Joerg Wunsch wrote:
I've meanwhile got the word that AVR Studio itself uses fixed byte
patterns for the individual ISP commands to pass them down into the
STK500, since these commands have never changed, and are very likely
not going to ever change. That means we could simply drop all our bit
patterns from avrdude.conf,
Oh happy day!
I was just digging into converting a few from the new AvrStudio beta.
Maybe I'll wait a little bit :)
which is about the only information that
was/is missing in Atmel's XML files.
The feature I would most like to see in avrdude is an ability to
interpret the fuse bits in some more meaningful way. [...]
That's hard to do within the current command-line UI. I'd see this as
a job for a GUI, which should in theory have been made possible by the
recent split into a backend library, with main.c being just *one*
possible frontend, offering the traditional CLUI.

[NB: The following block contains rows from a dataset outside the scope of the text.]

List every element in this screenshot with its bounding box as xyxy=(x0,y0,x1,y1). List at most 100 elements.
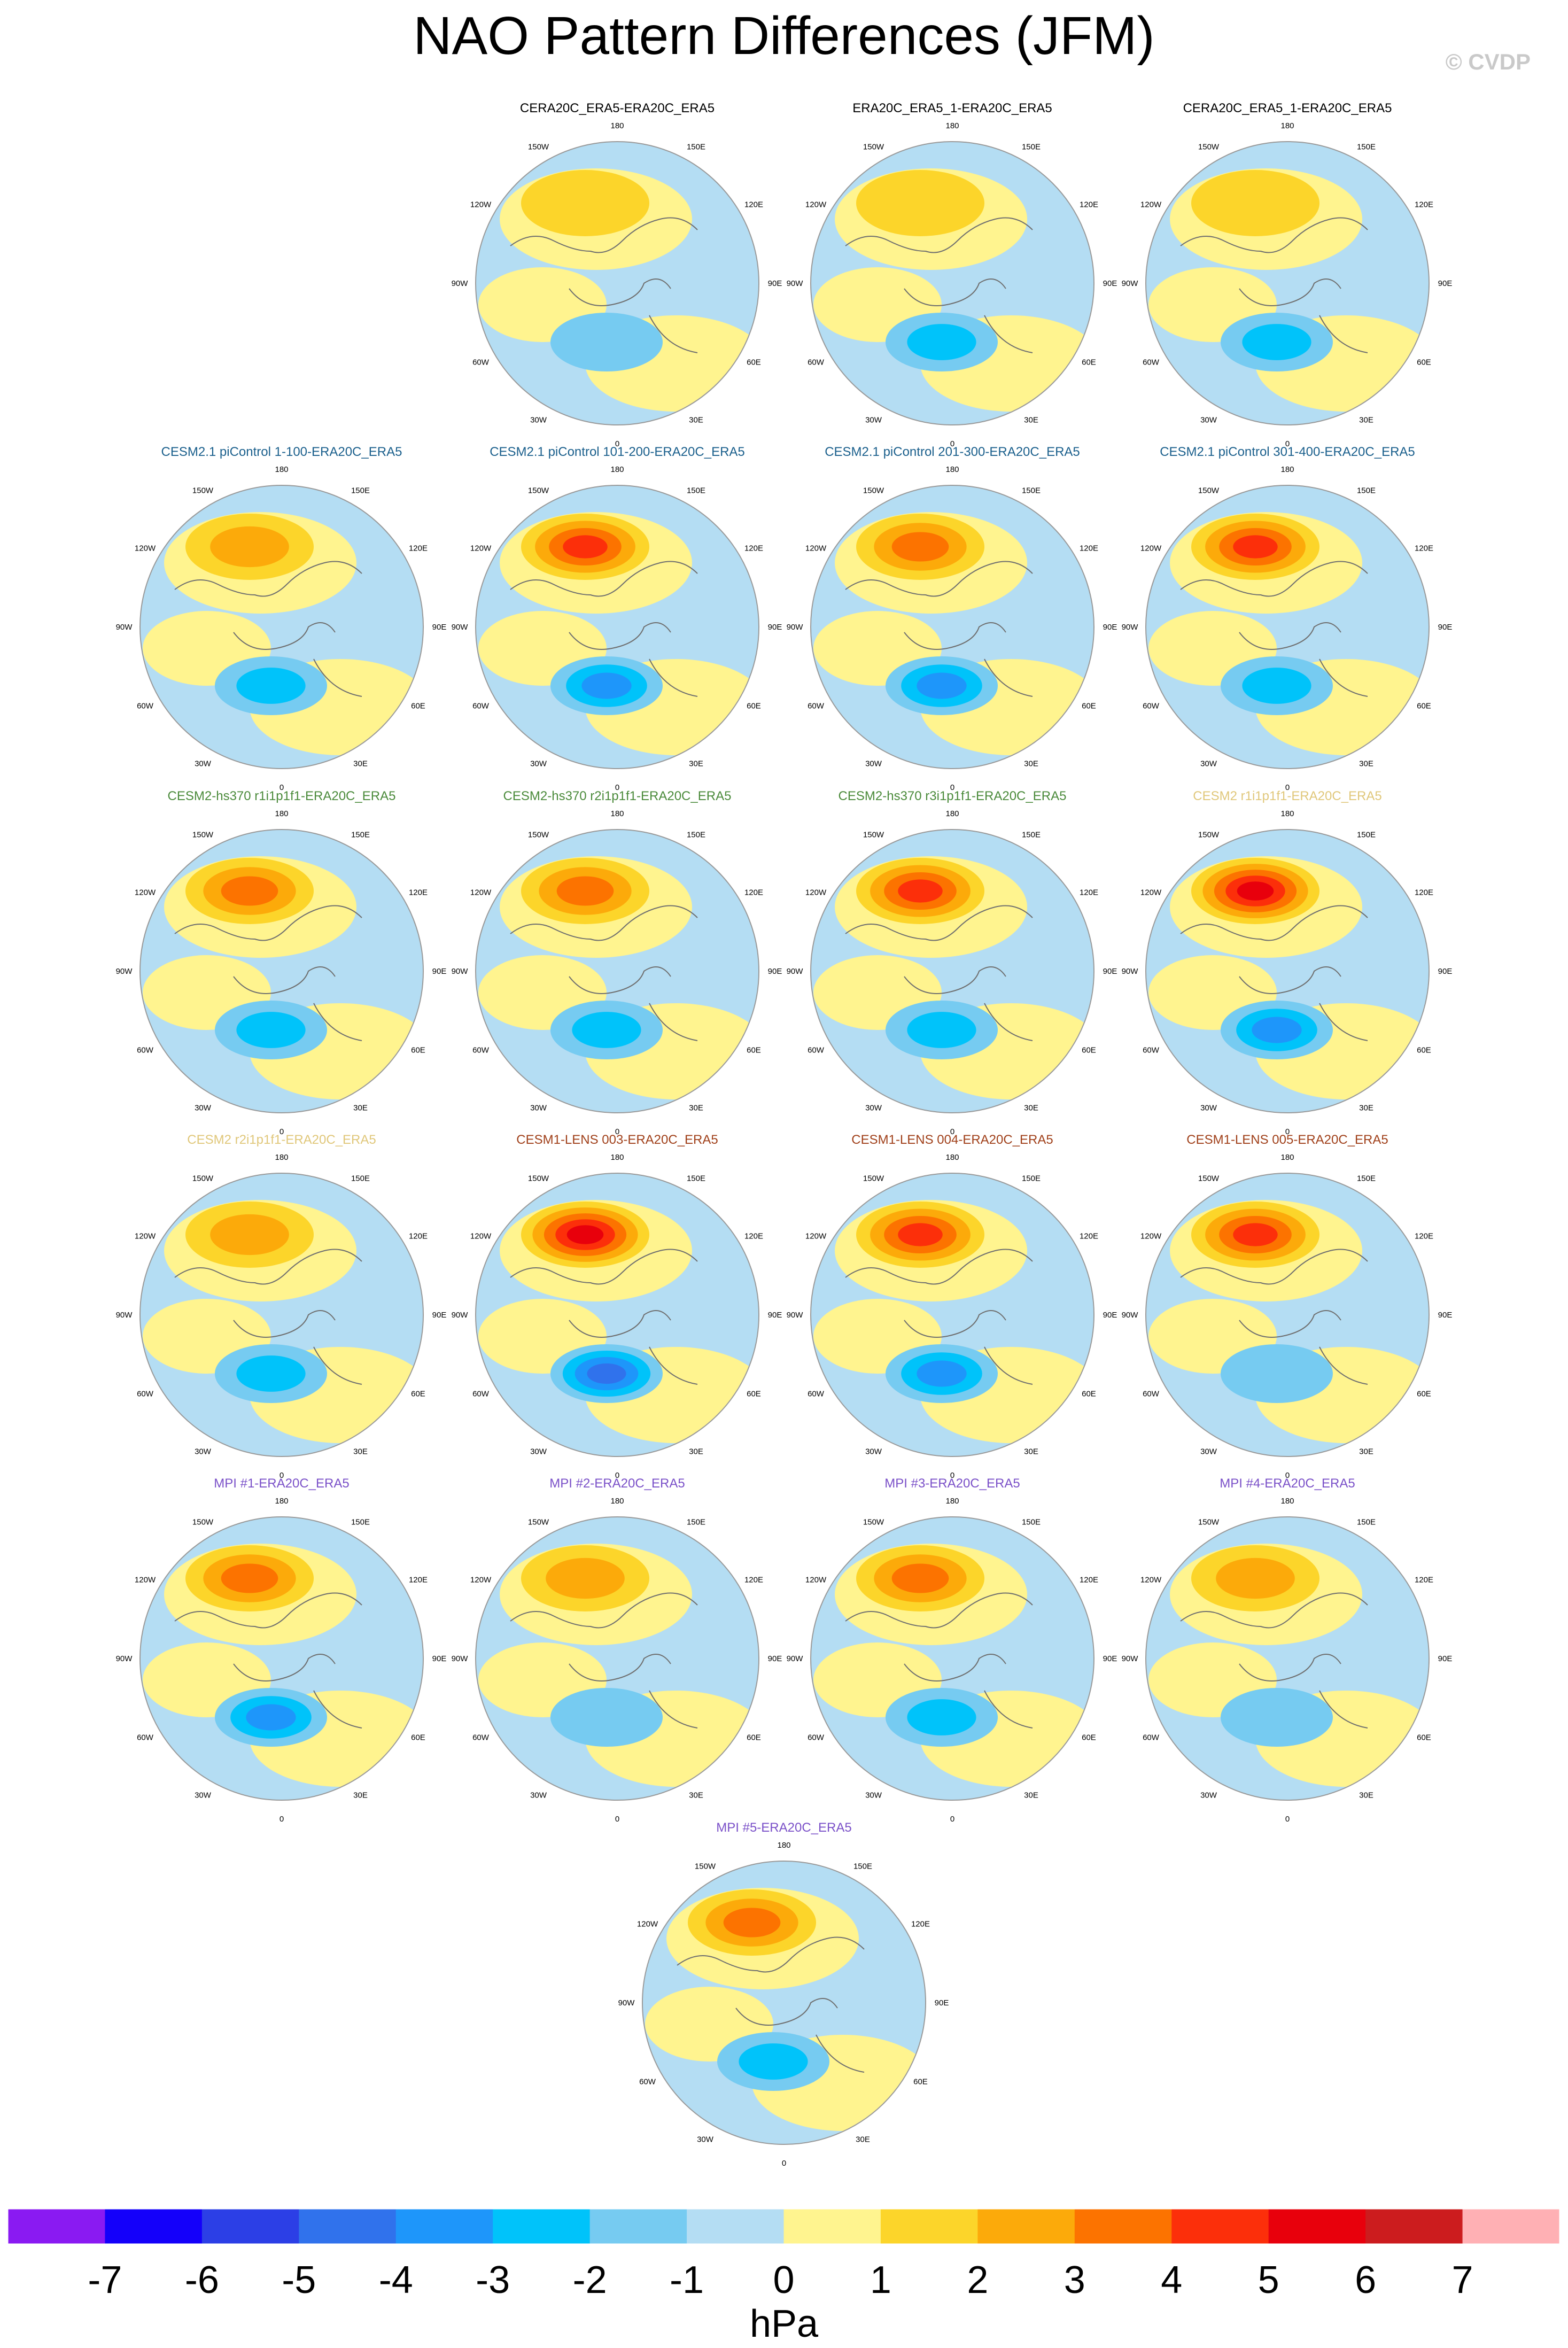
contour-high xyxy=(556,876,614,906)
longitude-label: 120E xyxy=(744,200,763,210)
colorbar-tick-label: 7 xyxy=(1452,2259,1473,2301)
colorbar-swatch xyxy=(687,2209,784,2244)
longitude-label: 180 xyxy=(1280,121,1294,130)
coastline xyxy=(1239,1654,1368,1729)
longitude-label: 90E xyxy=(768,279,782,288)
coastline xyxy=(510,905,698,941)
longitude-label: 30E xyxy=(1359,1103,1373,1112)
longitude-label: 150W xyxy=(863,143,884,152)
longitude-label: 150E xyxy=(1022,486,1041,495)
longitude-label: 30E xyxy=(1024,759,1038,768)
panel-title: CESM2.1 piControl 101-200-ERA20C_ERA5 xyxy=(490,445,745,459)
longitude-label: 180 xyxy=(777,1841,790,1850)
longitude-label: 60W xyxy=(1143,358,1160,367)
longitude-label: 150W xyxy=(192,1174,214,1183)
panel-title: CESM2.1 piControl 201-300-ERA20C_ERA5 xyxy=(825,445,1080,459)
map-outline xyxy=(1145,141,1430,425)
coastline xyxy=(904,1654,1033,1729)
panel-title: CESM1-LENS 003-ERA20C_ERA5 xyxy=(516,1133,718,1147)
panel-title: CESM2.1 piControl 301-400-ERA20C_ERA5 xyxy=(1160,445,1415,459)
longitude-label: 120W xyxy=(470,1232,492,1241)
contour-field xyxy=(478,168,759,412)
longitude-label: 150W xyxy=(1198,143,1220,152)
contour-high xyxy=(1216,1557,1295,1599)
longitude-label: 60W xyxy=(1143,702,1160,711)
longitude-label: 120E xyxy=(1080,200,1098,210)
longitude-label: 150W xyxy=(1198,486,1220,495)
colorbar-swatch xyxy=(1268,2209,1366,2244)
longitude-label: 0 xyxy=(615,1127,619,1136)
coastline xyxy=(735,1998,865,2073)
longitude-label: 0 xyxy=(280,1815,284,1824)
longitude-label: 0 xyxy=(950,783,954,792)
contour-high xyxy=(898,1223,943,1246)
contour-low xyxy=(1242,324,1311,360)
panel-title: CESM2 r2i1p1f1-ERA20C_ERA5 xyxy=(187,1133,376,1147)
longitude-label: 150W xyxy=(695,1862,716,1871)
longitude-label: 90E xyxy=(432,1654,447,1663)
map-outline xyxy=(810,141,1095,425)
longitude-label: 120W xyxy=(805,200,827,210)
longitude-label: 90W xyxy=(1122,1311,1139,1320)
map-panel: 180 150E 120E 90E 60E 30E 0 30W 60W 90W 120W 150W CE… xyxy=(452,101,782,448)
longitude-label: 150E xyxy=(1357,1518,1376,1527)
contour-high xyxy=(221,876,278,906)
contour-high xyxy=(891,1563,949,1593)
map-panel: 180 150E 120E 90E 60E 30E 0 30W 60W 90W 120W 150W MP… xyxy=(1122,1476,1453,1824)
coastline xyxy=(1239,622,1368,697)
contour-low xyxy=(917,672,967,699)
longitude-label: 150W xyxy=(528,831,549,840)
longitude-label: 30W xyxy=(530,415,547,424)
coastline xyxy=(569,1654,698,1729)
longitude-label: 60E xyxy=(1417,358,1431,367)
panel-title: MPI #5-ERA20C_ERA5 xyxy=(716,1820,851,1835)
coastline xyxy=(677,1936,865,1973)
longitude-label: 90W xyxy=(787,1654,804,1663)
longitude-label: 90E xyxy=(1103,1654,1117,1663)
longitude-label: 150E xyxy=(1022,831,1041,840)
contour-low xyxy=(1221,1688,1333,1747)
coastline xyxy=(1239,278,1368,353)
coastline xyxy=(174,561,362,597)
longitude-label: 180 xyxy=(1280,465,1294,474)
longitude-label: 150W xyxy=(192,486,214,495)
coastline xyxy=(845,1592,1033,1629)
longitude-label: 120W xyxy=(805,888,827,897)
colorbar-tick-label: -1 xyxy=(670,2259,704,2301)
longitude-label: 120W xyxy=(637,1920,658,1929)
longitude-label: 60W xyxy=(137,1046,154,1055)
longitude-label: 120W xyxy=(1140,544,1162,553)
longitude-label: 120W xyxy=(1140,200,1162,210)
colorbar: -7 -6 -5 -4 -3 -2 -1 0 1 2 3 4 5 6 7 hPa xyxy=(7,2208,1560,2345)
longitude-label: 60W xyxy=(1143,1390,1160,1399)
longitude-label: 30E xyxy=(353,759,368,768)
longitude-label: 120W xyxy=(1140,1576,1162,1585)
longitude-label: 150E xyxy=(351,1518,370,1527)
longitude-label: 90W xyxy=(116,1654,133,1663)
longitude-label: 30E xyxy=(1024,1791,1038,1800)
contour-low xyxy=(587,1363,626,1384)
longitude-label: 30W xyxy=(865,1103,882,1112)
contour-field xyxy=(1148,512,1429,755)
longitude-label: 0 xyxy=(1285,1471,1290,1480)
panel-title: CESM2-hs370 r2i1p1f1-ERA20C_ERA5 xyxy=(503,789,732,803)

But sure, if someone would start such a GUI as an integral part of
AVRDUDE, there's nothing that would prevent us from extracting the
respective fuse information so the GUI could use it. Even if the
information is not initially there within the configuration XML: just
add it to the script (or XSLT stylesheet), re-run, and then it will be
there.
I'm biased towards including the fuse information now, as we make this
change, even if no current front-end uses it. It doesn't seem like
there are a lot of software architecture decisions to be made about fuse
information -- it's mainly just a few strings of data per part with a
very regular organization. That way it's there, it's done, we won't
have another big debate about changing the configuration file, and
anybody that wants it can use it.
As for using it in the command line interface, it would be useful to
have even something as simple as a "fuse reporting" mode that, instead
of programming, printed the fuse names. Something like:
avrdude [...] --pretend -U lfuse:w:0xaf:m
You would program:
crystal oscillator,...
Messages like "disables JTAG", "disables ISP", and "programs flash read
protection" might even be an excuse for using the character color escape
sequences to display in some scary color. That is, assuming we can
figure out from the XML which are the risky fuse bits.